Platon, dans La République, s’explique assez là-dessus ; il s’agit seulement de penser ce qu’il dit. On peut aller en deux sens, à travers les idées. On peut descendre de l’hypothèse aux conséquences, en prenant l’hypothèse pour vraie ; on marche alors vers l’expérience et les applications ; mais on peut et même on doit, si l’on prétend à l’honneur de penser, remonter au contraire d’hypothèse en hypothèse, jusqu’à ce qui est premier et catégorique. C’est voir ou entrevoir, ou tout au moins soupçonner l’esprit, source des idées, et cette manière de prouver qu’il tire toute de soi. Celui-là seul qui s’est tourné par là connaît les preuves comme preuves.
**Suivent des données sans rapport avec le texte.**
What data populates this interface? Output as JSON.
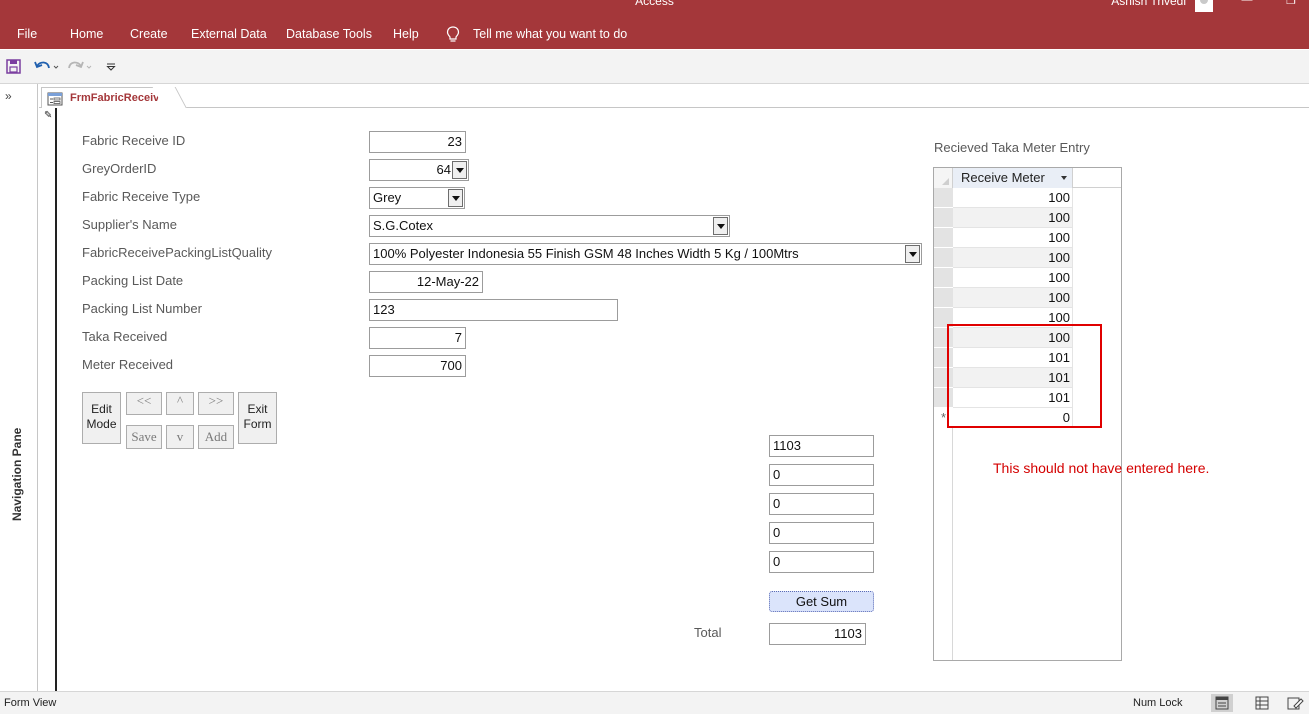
{
  "window": {
    "app_title": "Access",
    "user_name": "Ashish Trivedi",
    "min_glyph": "—",
    "max_glyph": "❐"
  },
  "menu": {
    "items": [
      "File",
      "Home",
      "Create",
      "External Data",
      "Database Tools",
      "Help"
    ],
    "tell_me": "Tell me what you want to do"
  },
  "nav": {
    "expand_glyph": "»",
    "label": "Navigation Pane"
  },
  "doc_tab": {
    "label": "FrmFabricReceive"
  },
  "form": {
    "fields": [
      {
        "label": "Fabric Receive ID",
        "value": "23"
      },
      {
        "label": "GreyOrderID",
        "value": "64"
      },
      {
        "label": "Fabric Receive Type",
        "value": "Grey"
      },
      {
        "label": "Supplier's Name",
        "value": "S.G.Cotex"
      },
      {
        "label": "FabricReceivePackingListQuality",
        "value": "100% Polyester Indonesia 55 Finish GSM 48 Inches Width 5 Kg / 100Mtrs"
      },
      {
        "label": "Packing List Date",
        "value": "12-May-22"
      },
      {
        "label": "Packing List Number",
        "value": "123"
      },
      {
        "label": "Taka Received",
        "value": "7"
      },
      {
        "label": "Meter Received",
        "value": "700"
      }
    ],
    "buttons": {
      "edit_mode": "Edit Mode",
      "first": "<<",
      "prev": "^",
      "last": ">>",
      "exit_form": "Exit Form",
      "save": "Save",
      "next": "v",
      "add": "Add"
    },
    "sum_fields": [
      "1103",
      "0",
      "0",
      "0",
      "0"
    ],
    "get_sum_label": "Get Sum",
    "total_label": "Total",
    "total_value": "1103"
  },
  "subform": {
    "title": "Recieved Taka Meter Entry",
    "column": "Receive Meter",
    "rows": [
      "100",
      "100",
      "100",
      "100",
      "100",
      "100",
      "100",
      "100",
      "101",
      "101",
      "101"
    ],
    "new_row_value": "0",
    "new_row_glyph": "*"
  },
  "annotation": {
    "text": "This should not have entered here.",
    "color": "#e00000"
  },
  "status": {
    "view": "Form View",
    "num_lock": "Num Lock"
  },
  "colors": {
    "ribbon": "#a4373a",
    "accent_text": "#a4373a"
  }
}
Et qu’est-ce donc que Protagoras ? Ce n’est point un ignorant ; nous supposerons même qu’il sait autant qu’homme du monde. Seulement il ne se sait point esprit. Les yeux toujours tournés vers ce royaume inférieur qui lui est promis, il considère seulement en quoi les idées s’appliquent à l’expérience ; il glisse aisément à prendre pour une hypothèse seulement commode ce qui s’accorde avec la loi de l’esprit. Ayant laissé se perdre ce côté du vrai, il perd aussi l’autre, disant qu’il n’y a que des idées utiles ou nuisibles, non point des idées vraies ou fausses. Et, puisqu’il ne faut point dire au peuple qu’il n’y a ni vrai ni faux, parce qu’il n’y aurait plus alors ni juste ni injuste, le voilà qui s’accommode à la fois à la moyenne et à la basse opinion, trahissant deux fois sa propre pensée dans le moindre de ses discours. C’est sauver son corps et perdre son esprit ; cela faute d’avoir aperçu le Bien au delà des idées. Et ce qu’il faut surtout remarquer, c’est que ce genre d’esprit n’a jamais fini de descendre, par cette faute des fautes qui consiste à rabaisser l’esprit au rang de moyen ; ce qui, de mille manières, et par divers chemins, conduit le politique à ce niveau où nous le voyons toujours. Il en est du vrai comme du juste. Si vous n’êtes pas juste pour le principe, vous n’êtes plus juste du tout. Si vous méprisez la vraie preuve, vous n’êtes plus esprit du tout. Telle est l’histoire étonnante de nos chutes ; et la mythologie n’y ajoute jamais que des métaphores.